The extraterritorial jurisdiction of antitrust law is an international practice. The major countries in the world that have enacted anti-monopoly laws have basically implemented an extraterritorial jurisdiction system. Many countries and regions have incorporated anti-monopoly laws between M&A operations between “genuine” foreign-funded enterprises with headquarters abroad. Monopoly review ranks. Moreover, the universal jurisdiction of antimonopoly laws in various countries is the principle of effectiveness, that is, the behavior of foreign companies has a major impact on the domestic market. Article 2 of the "Anti-Monopoly Law" of China clearly stipulates that: "... the monopolistic conducts outside the People's Republic of China, which have the effect of eliminating or restricting competition in the domestic market, shall apply this Law." In other words, the extraterritorial jurisdiction system of China's anti-monopoly law is also pursued. The effect principle, though not stated explicitly.

In implementing the extraterritorial jurisdiction system of China’s anti-monopoly law, the area of ​​operator concentration in charge of the Ministry of Commerce has taken the lead. Since 2008, conditions attached to InBev Group's acquisition of AB have so far, the Ministry of Commerce approved more than 10 cases of anti-monopoly review of the jurisdiction outside the jurisdiction of the operator, including Google’s acquisition of Motorola’s mobile case, Seagate Technology’s acquisition of Samsung Electronics. Co., Ltd. hard drive business case, Pfizer Inc. acquired Wyeth company case. The NDRC imposed penalties on companies in South Korea and Taiwan for price monopoly, marking another major step in the implementation of anti-monopoly law in mainland China. The reason for emphasizing this point again is that there are still many countries, regions, and governments and the public lacking the concept of complying with China's anti-monopoly law and other economic laws and regulations. Due to the vast Chinese market, it is already the second largest in the world. The economy and the second-largest importing country, any company that has reached a sufficient scale and has a global market ambition can not afford to lose the Chinese market. China is fully capable of forcing foreign companies that intend to ignore China’s economic laws and regulations to yield.

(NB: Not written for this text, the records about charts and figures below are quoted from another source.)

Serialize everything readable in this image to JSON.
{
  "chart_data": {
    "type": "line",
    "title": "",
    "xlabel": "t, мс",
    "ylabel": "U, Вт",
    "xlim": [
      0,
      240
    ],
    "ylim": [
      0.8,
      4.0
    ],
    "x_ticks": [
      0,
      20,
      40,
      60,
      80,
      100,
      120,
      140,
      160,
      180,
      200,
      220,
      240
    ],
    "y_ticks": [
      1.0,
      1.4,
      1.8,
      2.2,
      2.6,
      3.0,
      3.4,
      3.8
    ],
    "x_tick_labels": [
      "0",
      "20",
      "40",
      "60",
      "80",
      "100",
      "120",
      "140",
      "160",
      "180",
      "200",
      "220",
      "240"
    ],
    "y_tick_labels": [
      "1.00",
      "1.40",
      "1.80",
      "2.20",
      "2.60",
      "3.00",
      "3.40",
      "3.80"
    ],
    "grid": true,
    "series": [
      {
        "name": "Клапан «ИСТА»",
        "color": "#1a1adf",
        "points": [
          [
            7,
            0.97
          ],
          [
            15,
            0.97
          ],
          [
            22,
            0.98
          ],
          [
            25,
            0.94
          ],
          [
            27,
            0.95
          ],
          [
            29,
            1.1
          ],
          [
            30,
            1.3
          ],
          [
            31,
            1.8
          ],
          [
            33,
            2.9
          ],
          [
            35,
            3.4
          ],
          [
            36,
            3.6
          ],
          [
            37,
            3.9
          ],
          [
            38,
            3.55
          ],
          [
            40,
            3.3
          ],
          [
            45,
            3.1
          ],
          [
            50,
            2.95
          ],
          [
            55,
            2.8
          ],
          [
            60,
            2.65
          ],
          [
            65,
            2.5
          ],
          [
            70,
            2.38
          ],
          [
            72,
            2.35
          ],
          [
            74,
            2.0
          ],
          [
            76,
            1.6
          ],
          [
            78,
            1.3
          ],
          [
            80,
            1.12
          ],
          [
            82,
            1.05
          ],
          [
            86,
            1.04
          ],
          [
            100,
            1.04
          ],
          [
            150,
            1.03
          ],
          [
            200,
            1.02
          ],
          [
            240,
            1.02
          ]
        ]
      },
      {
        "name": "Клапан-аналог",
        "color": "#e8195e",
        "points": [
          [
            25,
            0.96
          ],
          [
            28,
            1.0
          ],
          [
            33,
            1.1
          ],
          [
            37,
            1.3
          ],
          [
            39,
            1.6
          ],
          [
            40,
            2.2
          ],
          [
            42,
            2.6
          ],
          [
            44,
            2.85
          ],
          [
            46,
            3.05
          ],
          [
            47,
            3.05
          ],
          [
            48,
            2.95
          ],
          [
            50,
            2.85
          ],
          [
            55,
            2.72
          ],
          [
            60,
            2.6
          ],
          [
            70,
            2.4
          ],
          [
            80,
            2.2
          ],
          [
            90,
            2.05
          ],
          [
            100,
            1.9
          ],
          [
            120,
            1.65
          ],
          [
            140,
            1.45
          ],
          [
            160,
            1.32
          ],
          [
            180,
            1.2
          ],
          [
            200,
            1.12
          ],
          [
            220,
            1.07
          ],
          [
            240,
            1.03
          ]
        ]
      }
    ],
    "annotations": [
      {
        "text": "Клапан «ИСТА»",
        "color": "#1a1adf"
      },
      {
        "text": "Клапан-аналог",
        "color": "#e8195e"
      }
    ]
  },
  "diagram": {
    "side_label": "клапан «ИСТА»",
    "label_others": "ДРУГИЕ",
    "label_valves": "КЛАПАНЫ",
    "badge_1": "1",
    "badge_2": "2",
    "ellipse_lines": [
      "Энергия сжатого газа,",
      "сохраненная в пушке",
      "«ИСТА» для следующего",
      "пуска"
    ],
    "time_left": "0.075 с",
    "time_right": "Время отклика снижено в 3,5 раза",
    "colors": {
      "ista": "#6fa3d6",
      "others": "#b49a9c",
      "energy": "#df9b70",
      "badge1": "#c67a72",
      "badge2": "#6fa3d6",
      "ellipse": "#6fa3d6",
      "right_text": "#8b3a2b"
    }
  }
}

In the LCD panel price manipulation case, companies involved in violations of the law have been ordered to return, confiscated and fined a total of 353 million yuan, which is China's largest ever penalized for price violations. However, compared with the United States’ $1.215 billion, EU 648 million euros, and South Korea’s 194 billion won fines, the amount of this fine issued by China was significantly lower, leaving many Chinese public and observers unsatisfied. Although there must be some mistakes, the goal of China’s anti-monopoly law is not to “finish” one or more companies or an industry, but to establish a normal market order; Can be followed, then we should not advocate the implementation of punishment beyond the law. Even if the practical results prove that the punishment is too low to achieve the desired results, it can only be implemented in accordance with the new regulations after the statutory procedures have been revised. Moreover, the astronomical fines in anti-monopoly cases in the United States and Europe are often based on the global sales of the companies involved in the violations, and thus in fact constitute a plunder to other countries. This unfair practice is undesirable for our country. It is destined to receive increasingly strong opposition. As for claiming to compensate consumers for this case, although it seems to be “eliminating gas”, it is not economically viable and has no realistic feasibility. It has no other effect than harming the Chinese business environment.